• Chris Steele

Absolute Truth

Chris' Corner -- Sunday, August 1, 2021


"What is true for you is not true for everyone." How often do we hear this? The validity of this statement depends on if we are talking about subjective truth or objective truth. Subjective truth will be different from person to person because it comes from within. Objective truth is true for everyone. It never changes regardless of what anyone thinks or believes. It is absolute truth.

Subjective truth never overrules objective truth. If we want to be logical and rational, we must make personal, subjective truth conform to the absolute truth standard. If anyone questions this, they might argue with their bank that 2 + 2 is anything other than 4. Multiply this view by how many customers the bank has, and we can imagine the chaos!

Religious truth is the same. There is an objective standard of truth that the great Creator gave us (2 Timothy 3:16-17). Any other measure is insufficient and false.

Christians are required to "Test all things, hold fast what is good" (1 Thessalonians 5:21). Test or prove (KJV) means examining, verifying, scrutinizing (to see whether a thing is genuine or not), as with metals. No one could do this without objective truth.

If we used subjective standards, every time we compared or tested something, the results would keep changing. No one would agree to such when spending money on everyday products and services.

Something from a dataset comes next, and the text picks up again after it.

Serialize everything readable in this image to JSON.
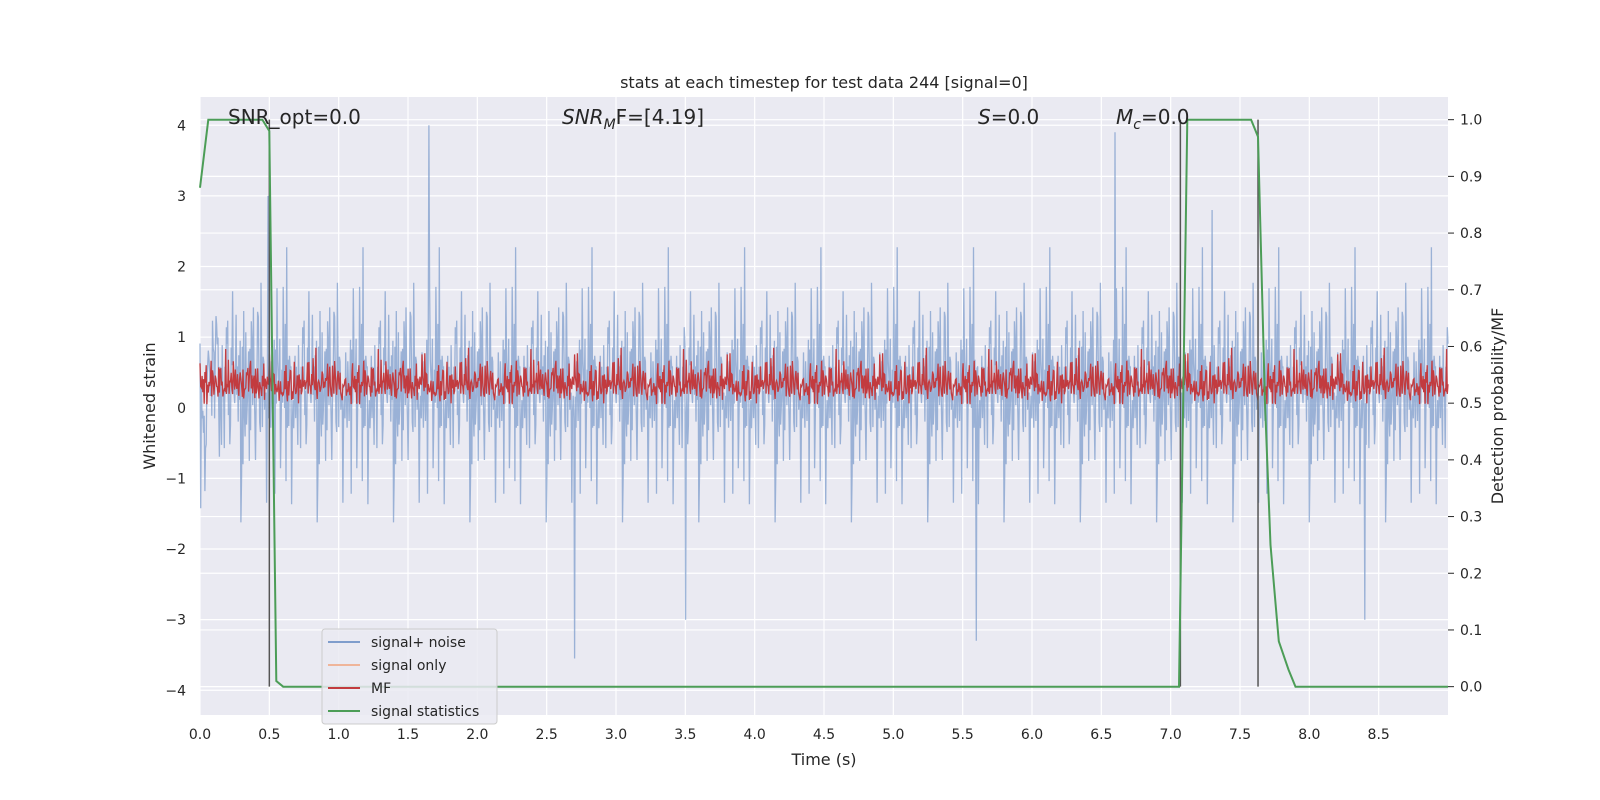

The choice in the garden was between "You shall surely die" and "You shall not surely die." Subjective reasoning took over Eve's thoughts, and she made the wrong choice. God is straightforward in the command not to add to or take away from His word. "Every word of God is pure; He is a shield to those who put their trust in Him. Do not add to His words, Lest He rebuke you, and you be found a liar" (Proverbs 30:5, 6).

Christians today are commanded, "And whatever you do in word or deed, do all in the name of the Lord Jesus, giving thanks to God the Father through Him" (Colossians 3:17). Vine's Expository Dictionary of New Testament Words says that the "name" recognizes the authority. Jesus told His disciples, "All authority has been given to Me in heaven and on earth" (Matthew 28:18; cf. Matthew 18:20; Ephesians 5:20).

It ought to be clear; it is not a matter of subjectivity, no matter how passionately we hold to a particular belief. It is a matter of objective authority from God. We must do everything that is, and nothing that is not, authorized by Christ in the His Word, the New Testament.

We all hold to subjective truths. This is acceptable as long as we know when to surrender those truths and replace them with objective ones. We should have no problem understanding this principle because it is proven repeatedly in our physical and secular world. How much more valuable is this understanding in God's religious and spiritual realm of absolute truth?